18 bronzemen :  l’une des épreuves  http://www.youtube.com/watch?v=L8dGIcDLjl8

36th chamber : l’entraînement http://www.youtube.com/watch?v=cJ1XgxooqEg&feature=related

 

Le film de Joseph Kuo peut sembler très long aux non-initiés, surtout après la vague des wuxiapian initiée par Ang Lee, la légèreté aérienne de leurs chorégraphies et leurs scénarios plus étoffés. Mais c’est certainement un film précurseur, un film qui a marqué son époque.

 

C’était justement la teneur principale de l’intervention personnelle de Tsai Ming-Liang, qui accompagnait Joseph Kuo : rendant un vibrant hommage à son collègue et compatriote, il a dit combien ses films l’avaient enthousiasmé, et en particulier « The Swordsman of all swordsmen » qu’il a vu quand il avait dix ans, au point qu’il en gardait toujours le souvenir vivant et ému.

 

Joseph Kuo, quant à lui, dans une langue vigoureuse et une expression aussi concentrée que s’il se préparait à un combat de kung-fu, a évoqué ses débuts à Taiwan, dans des films « de terroir », son amour du scénario, son souci de toujours se renouveler, toujours inventer.

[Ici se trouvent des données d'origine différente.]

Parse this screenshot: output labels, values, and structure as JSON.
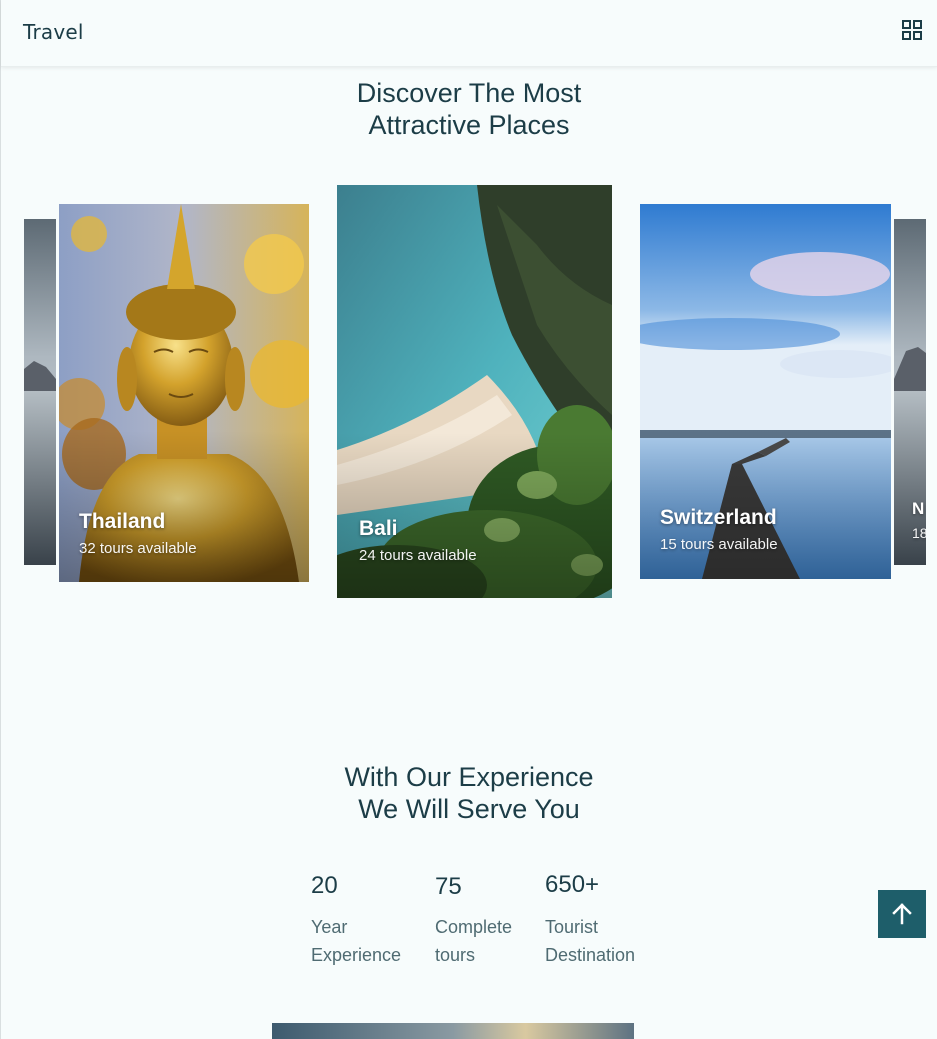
{
  "header": {
    "logo": "Travel",
    "menu_icon": "grid-icon"
  },
  "discover": {
    "title_line1": "Discover The Most",
    "title_line2": "Attractive Places",
    "cards": [
      {
        "name": "Thailand",
        "tours": "32 tours available"
      },
      {
        "name": "Bali",
        "tours": "24 tours available"
      },
      {
        "name": "Switzerland",
        "tours": "15 tours available"
      },
      {
        "name": "N",
        "tours": "18"
      }
    ]
  },
  "experience": {
    "title_line1": "With Our Experience",
    "title_line2": "We Will Serve You",
    "stats": [
      {
        "value": "20",
        "label_line1": "Year",
        "label_line2": "Experience"
      },
      {
        "value": "75",
        "label_line1": "Complete",
        "label_line2": "tours"
      },
      {
        "value": "650+",
        "label_line1": "Tourist",
        "label_line2": "Destination"
      }
    ]
  },
  "scroll_top_icon": "arrow-up-icon",
  "colors": {
    "background": "#f7fcfc",
    "heading": "#1c3d47",
    "accent": "#1e5e6a",
    "muted_text": "#4f6b72"
  }
}
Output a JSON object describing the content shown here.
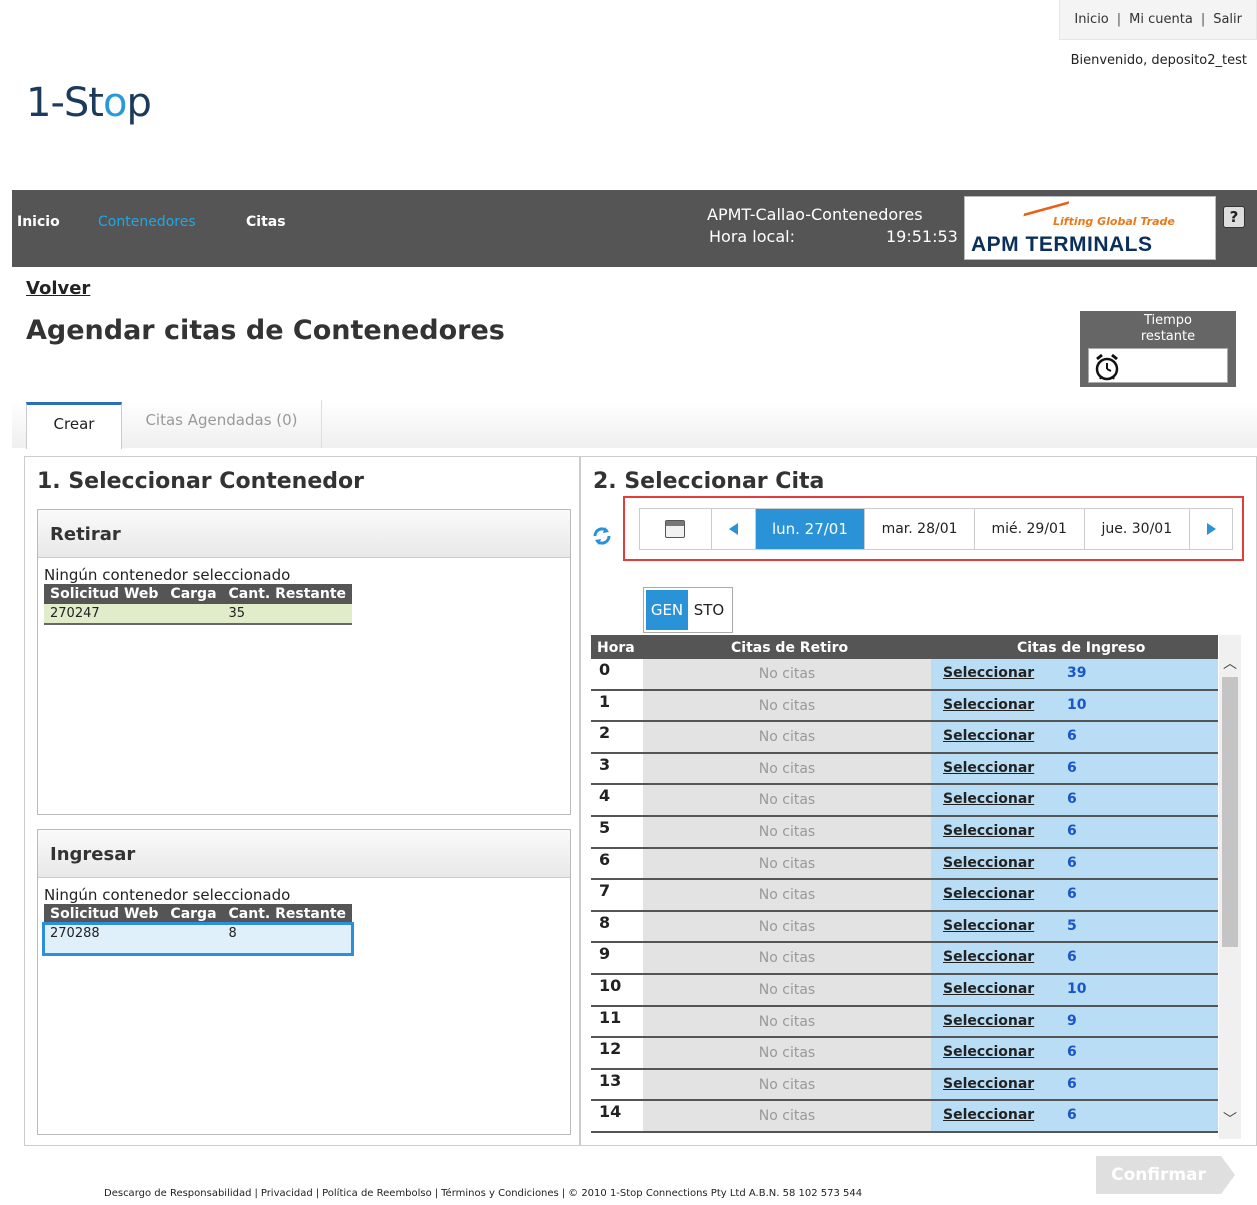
{
  "toplinks": {
    "inicio": "Inicio",
    "mi_cuenta": "Mi cuenta",
    "salir": "Salir",
    "sep": "|"
  },
  "welcome": "Bienvenido, deposito2_test",
  "logo": {
    "one": "1-St",
    "o": "o",
    "p": "p"
  },
  "nav": {
    "inicio": "Inicio",
    "contenedores": "Contenedores",
    "citas": "Citas"
  },
  "terminal": {
    "name": "APMT-Callao-Contenedores",
    "time_label": "Hora local:",
    "time": "19:51:53"
  },
  "apm_logo": {
    "tagline": "Lifting Global Trade",
    "name": "APM TERMINALS"
  },
  "volver": "Volver",
  "page_title": "Agendar citas de Contenedores",
  "timer": {
    "line1": "Tiempo",
    "line2": "restante"
  },
  "tabs": {
    "crear": "Crear",
    "agendadas": "Citas Agendadas (0)"
  },
  "left": {
    "title": "1. Seleccionar Contenedor",
    "retirar": {
      "header": "Retirar",
      "none": "Ningún contenedor seleccionado",
      "cols": [
        "Solicitud Web",
        "Carga",
        "Cant. Restante"
      ],
      "rows": [
        {
          "solicitud": "270247",
          "carga": "",
          "cant": "35"
        }
      ]
    },
    "ingresar": {
      "header": "Ingresar",
      "none": "Ningún contenedor seleccionado",
      "cols": [
        "Solicitud Web",
        "Carga",
        "Cant. Restante"
      ],
      "rows": [
        {
          "solicitud": "270288",
          "carga": "",
          "cant": "8"
        }
      ]
    }
  },
  "right": {
    "title": "2. Seleccionar Cita",
    "dates": [
      "lun. 27/01",
      "mar. 28/01",
      "mié. 29/01",
      "jue. 30/01"
    ],
    "active_date": "lun. 27/01",
    "toggle": [
      "GEN",
      "STO"
    ],
    "toggle_active": "GEN",
    "grid_cols": {
      "hora": "Hora",
      "retiro": "Citas de Retiro",
      "ingreso": "Citas de Ingreso"
    },
    "no_citas": "No citas",
    "select_label": "Seleccionar",
    "rows": [
      {
        "hora": "0",
        "count": "39"
      },
      {
        "hora": "1",
        "count": "10"
      },
      {
        "hora": "2",
        "count": "6"
      },
      {
        "hora": "3",
        "count": "6"
      },
      {
        "hora": "4",
        "count": "6"
      },
      {
        "hora": "5",
        "count": "6"
      },
      {
        "hora": "6",
        "count": "6"
      },
      {
        "hora": "7",
        "count": "6"
      },
      {
        "hora": "8",
        "count": "5"
      },
      {
        "hora": "9",
        "count": "6"
      },
      {
        "hora": "10",
        "count": "10"
      },
      {
        "hora": "11",
        "count": "9"
      },
      {
        "hora": "12",
        "count": "6"
      },
      {
        "hora": "13",
        "count": "6"
      },
      {
        "hora": "14",
        "count": "6"
      }
    ]
  },
  "confirm": "Confirmar",
  "footer": [
    "Descargo de Responsabilidad",
    "Privacidad",
    "Política de Reembolso",
    "Términos y Condiciones",
    "© 2010 1-Stop Connections Pty Ltd A.B.N. 58 102 573 544"
  ],
  "colors": {
    "accent": "#2a93d8",
    "nav_bg": "#555555",
    "highlight": "#e23c3c",
    "ingreso_bg": "#b9ddf4"
  }
}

Il a expliqué ses longues années de silence par son refus de continuer un métier menacé par la montée du piratage, mais déclaré qu’il avait envie aujourd’hui de revenir à la réalisation – et de le faire en collaboration avec son confrère taiwanais.

 

On comprenait ainsi la raison de leur présence simultanée à cette rétrospective : il ne nous reste plus qu’à attendre le film annoncé qui, connaissant la créativité des deux, sera certainement une autre œuvre marquante et très personnelle dont on espère bientôt avoir la primeur.